“I got asked a lot of questions and I had to stay and do extra work,” she says. “But I know if I’d been late back from taking my kid to the doctor, that wouldn’t have even been an issue, in fact I probably could have taken the whole afternoon off.”
That happened a decade ago, when Chaka was working in human resources in Guadalajara, Mexico. But the experience conformed to a pattern that she says was common as she forged a career working for Fortune 100 companies in the US and Mexico throughout her twenties, both as a singleton and while in childless relationships. Colleagues with children were also prioritised when it came to taking their preferred vacation dates, she claims, while fellow single or childless workers struggled to get time off to care for elderly relatives or were asked to go on more frequent business trips.
“The assumption is that you can drop everything or that you don’t have a care in the world,” says Chaka. “Actually, as a single, life is more expensive, you have to run all errands yourself and you don’t have someone to fall back on financially if things go wrong.”
While it’s tricky to nail down concrete statistics that prove how much singles might be being indirectly penalised in the workplace, a recent UK study of 25,000 workers found that two thirds of childless women aged 28 to 40 felt that they were expected to work longer hours. Growing numbers of workers, academics and analysts are documenting the issue.

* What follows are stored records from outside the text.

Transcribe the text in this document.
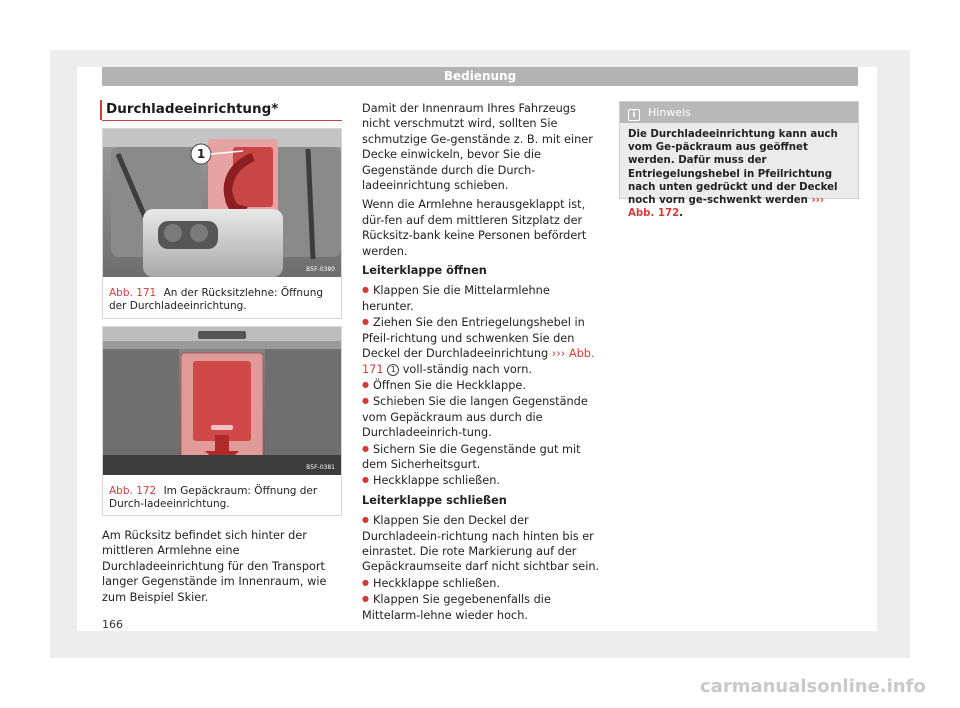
Bedienung
Durchladeeinrichtung*
1
B5F-0380
Abb. 171 An der Rücksitzlehne: Öffnung der Durchladeeinrichtung.
B5F-0381
Abb. 172 Im Gepäckraum: Öffnung der Durch-ladeeinrichtung.
Am Rücksitz befindet sich hinter der mittleren Armlehne eine Durchladeeinrichtung für den Transport langer Gegenstände im Innenraum, wie zum Beispiel Skier.

Damit der Innenraum Ihres Fahrzeugs nicht verschmutzt wird, sollten Sie schmutzige Ge-genstände z. B. mit einer Decke einwickeln, bevor Sie die Gegenstände durch die Durch-ladeeinrichtung schieben.

Wenn die Armlehne herausgeklappt ist, dür-fen auf dem mittleren Sitzplatz der Rücksitz-bank keine Personen befördert werden.

Leiterklappe öffnen

● Klappen Sie die Mittelarmlehne herunter.
● Ziehen Sie den Entriegelungshebel in Pfeil-richtung und schwenken Sie den Deckel der Durchladeeinrichtung ››› Abb. 171 1 voll-ständig nach vorn.
● Öffnen Sie die Heckklappe.
● Schieben Sie die langen Gegenstände vom Gepäckraum aus durch die Durchladeeinrich-tung.
● Sichern Sie die Gegenstände gut mit dem Sicherheitsgurt.
● Heckklappe schließen.

Leiterklappe schließen

● Klappen Sie den Deckel der Durchladeein-richtung nach hinten bis er einrastet. Die rote Markierung auf der Gepäckraumseite darf nicht sichtbar sein.
● Heckklappe schließen.
● Klappen Sie gegebenenfalls die Mittelarm-lehne wieder hoch.
i Hinweis
Die Durchladeeinrichtung kann auch vom Ge-päckraum aus geöffnet werden. Dafür muss der Entriegelungshebel in Pfeilrichtung nach unten gedrückt und der Deckel noch vorn ge-schwenkt werden ››› Abb. 172.
166
carmanualsonline.info
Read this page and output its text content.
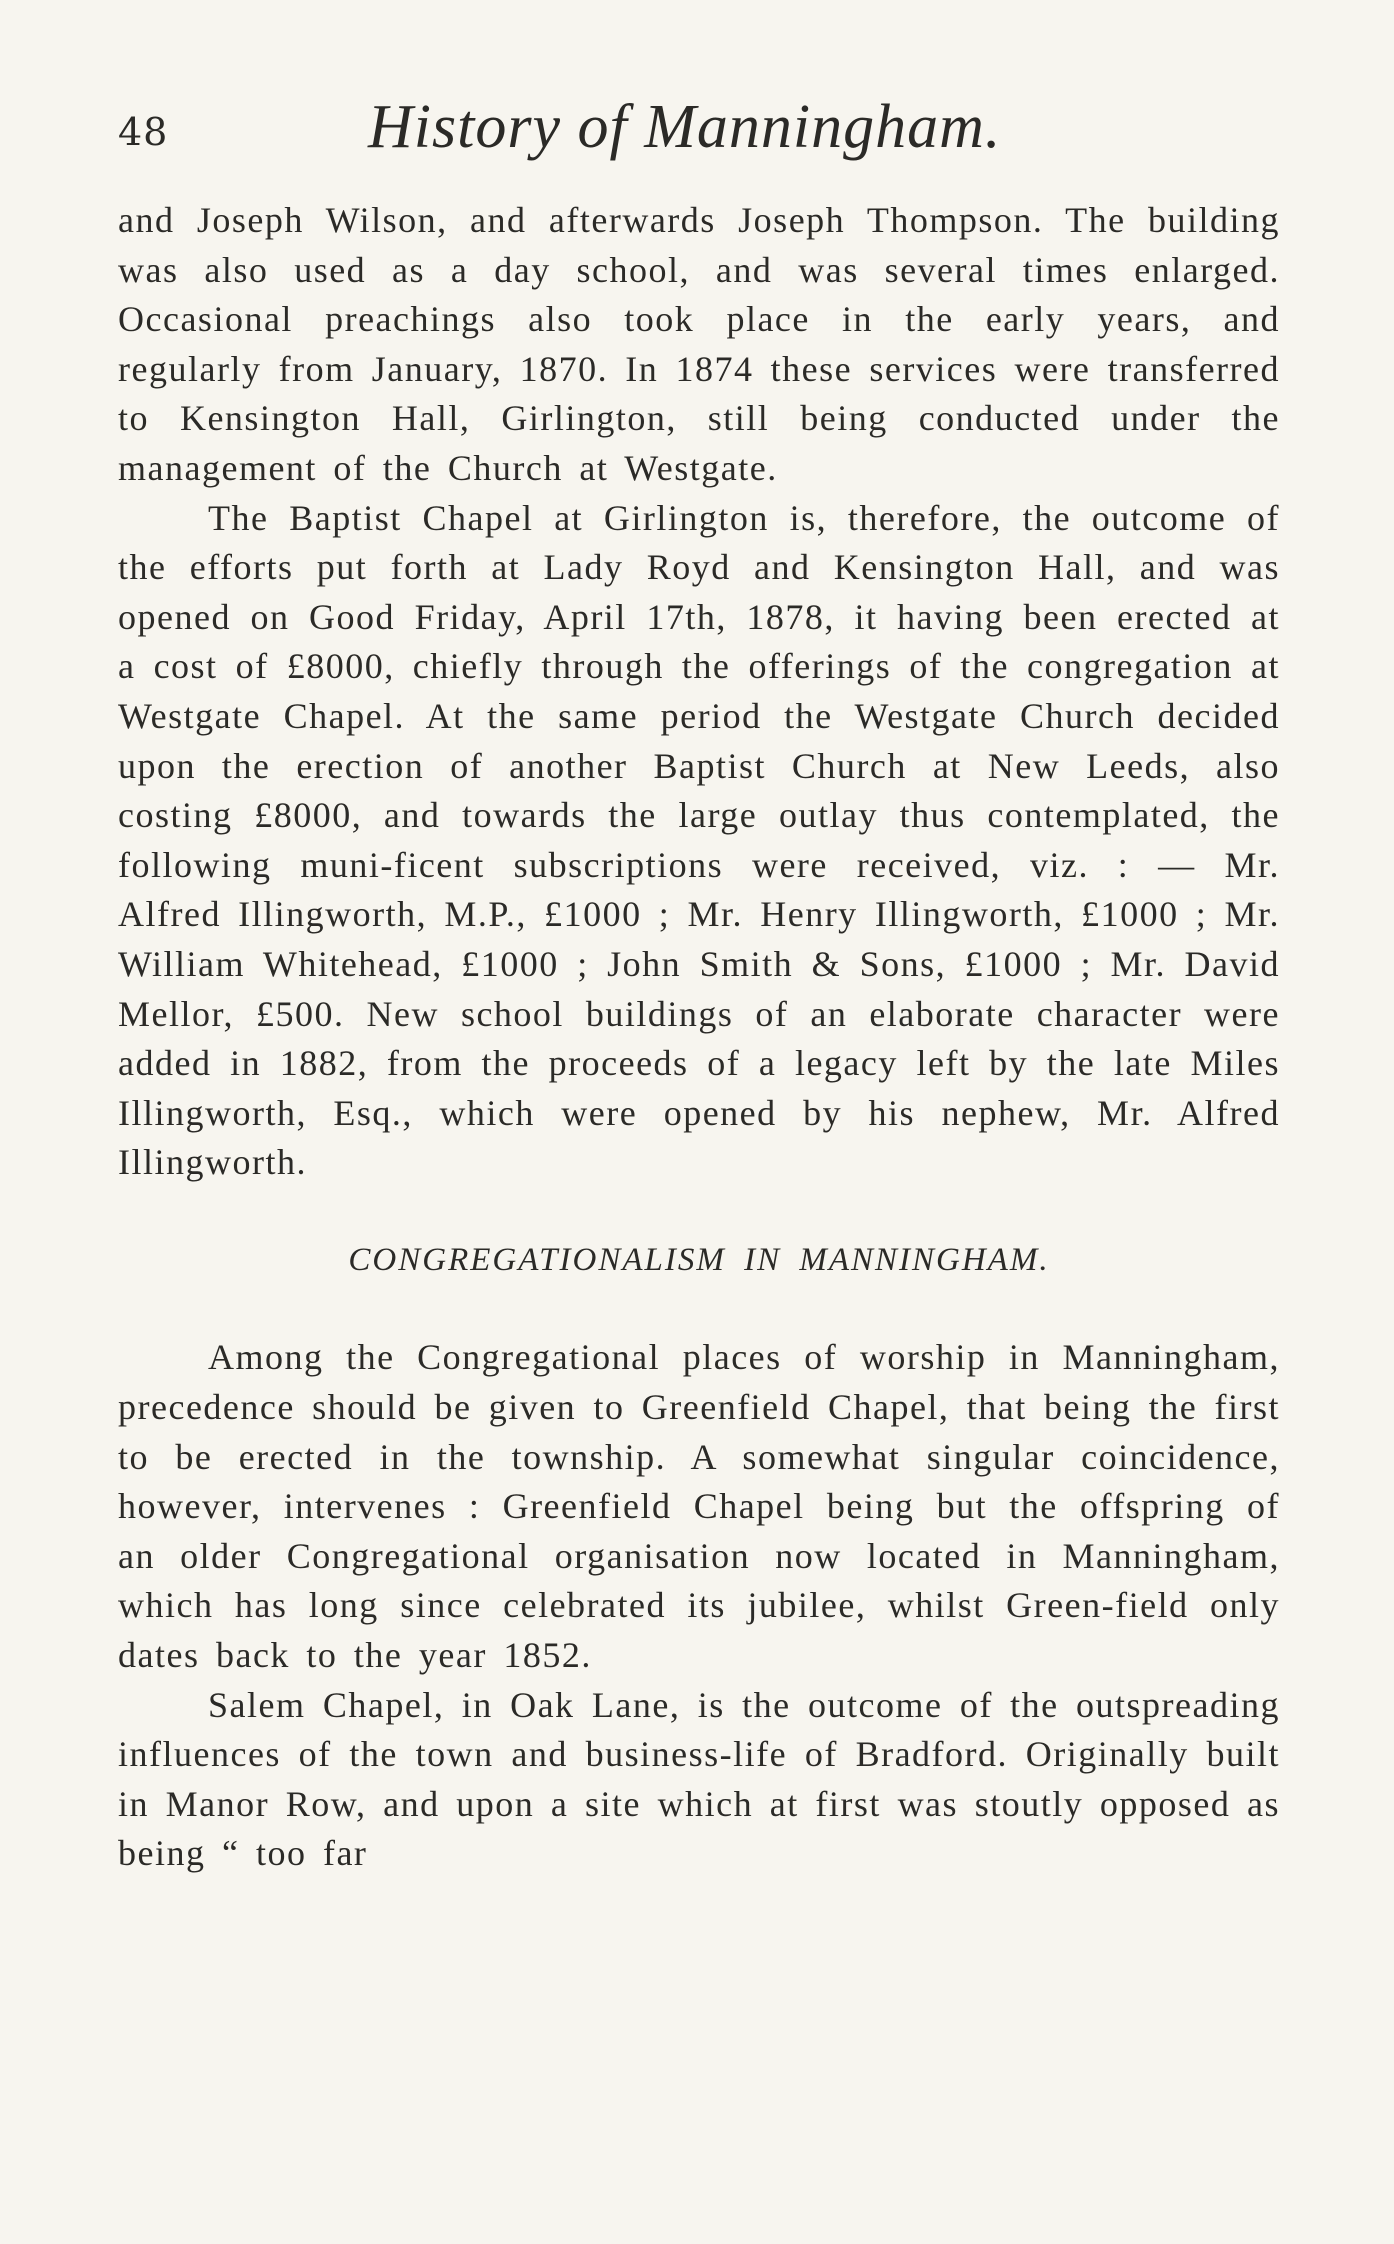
48	History of Manningham.

and Joseph Wilson, and afterwards Joseph Thompson. The building was also used as a day school, and was several times enlarged. Occasional preachings also took place in the early years, and regularly from January, 1870. In 1874 these services were transferred to Kensington Hall, Girlington, still being conducted under the management of the Church at Westgate.

The Baptist Chapel at Girlington is, therefore, the outcome of the efforts put forth at Lady Royd and Kensington Hall, and was opened on Good Friday, April 17th, 1878, it having been erected at a cost of £8000, chiefly through the offerings of the congregation at Westgate Chapel. At the same period the Westgate Church decided upon the erection of another Baptist Church at New Leeds, also costing £8000, and towards the large outlay thus contemplated, the following muni-ficent subscriptions were received, viz. : — Mr. Alfred Illingworth, M.P., £1000 ; Mr. Henry Illingworth, £1000 ; Mr. William Whitehead, £1000 ; John Smith & Sons, £1000 ; Mr. David Mellor, £500. New school buildings of an elaborate character were added in 1882, from the proceeds of a legacy left by the late Miles Illingworth, Esq., which were opened by his nephew, Mr. Alfred Illingworth.

CONGREGATIONALISM IN MANNINGHAM.

Among the Congregational places of worship in Manningham, precedence should be given to Greenfield Chapel, that being the first to be erected in the township. A somewhat singular coincidence, however, intervenes : Greenfield Chapel being but the offspring of an older Congregational organisation now located in Manningham, which has long since celebrated its jubilee, whilst Green-field only dates back to the year 1852.

Salem Chapel, in Oak Lane, is the outcome of the outspreading influences of the town and business-life of Bradford. Originally built in Manor Row, and upon a site which at first was stoutly opposed as being “ too far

During research for his book Going Solo, Eric Klinenberg, a professor of sociology at New York University interviewed hundreds of single people in Europe and America and discovered “there was widespread perception that singles became the workhorses in corporate offices”.
“I met countless workers who complained that their managers viewed them as always available for late night and weekend assignments, because they didn’t have children or spouses,” he says.
“In a few cases, I met women who said that they had been denied raises that they deserved, because their managers believed that they didn’t need the extra money as much as colleagues with children,” adds the author.
Bella DePaulo, a professor of psychology at the University of California, Santa Barbara, explores the phenomenon in her books and studies, and coined the word “singlism” to pin down the stigmatisation, negative stereotyping and discrimination against singles that she believes is widespread in the workplace and society at large. She argues that many employers are missing a trick when it comes to single employees, who, far from being lonely and isolated, are actually more likely to be actively engaged in their communities and have strong relationships with friends who “feel like family, even if they are not family in the traditional sense”.
So, what should single workers do if they feel they’re being singled out because of their personal life choices or situation, yet don’t want to jeopardise their careers and reputations?
“Don’t bitch and moan about your particular circumstances,” is the first advice dished out by UK-based business mentor David Carter.
He argues that “the answer is in the crowd.” Single colleagues should consider clubbing together, he says, to identify and propose changes to company practices that might benefit the organisation more widely, while at the same time demonstrating their own problem-solving skills.
Other business leaders argue that offering equal latitude to all employees in terms of work schedules is easier said than done.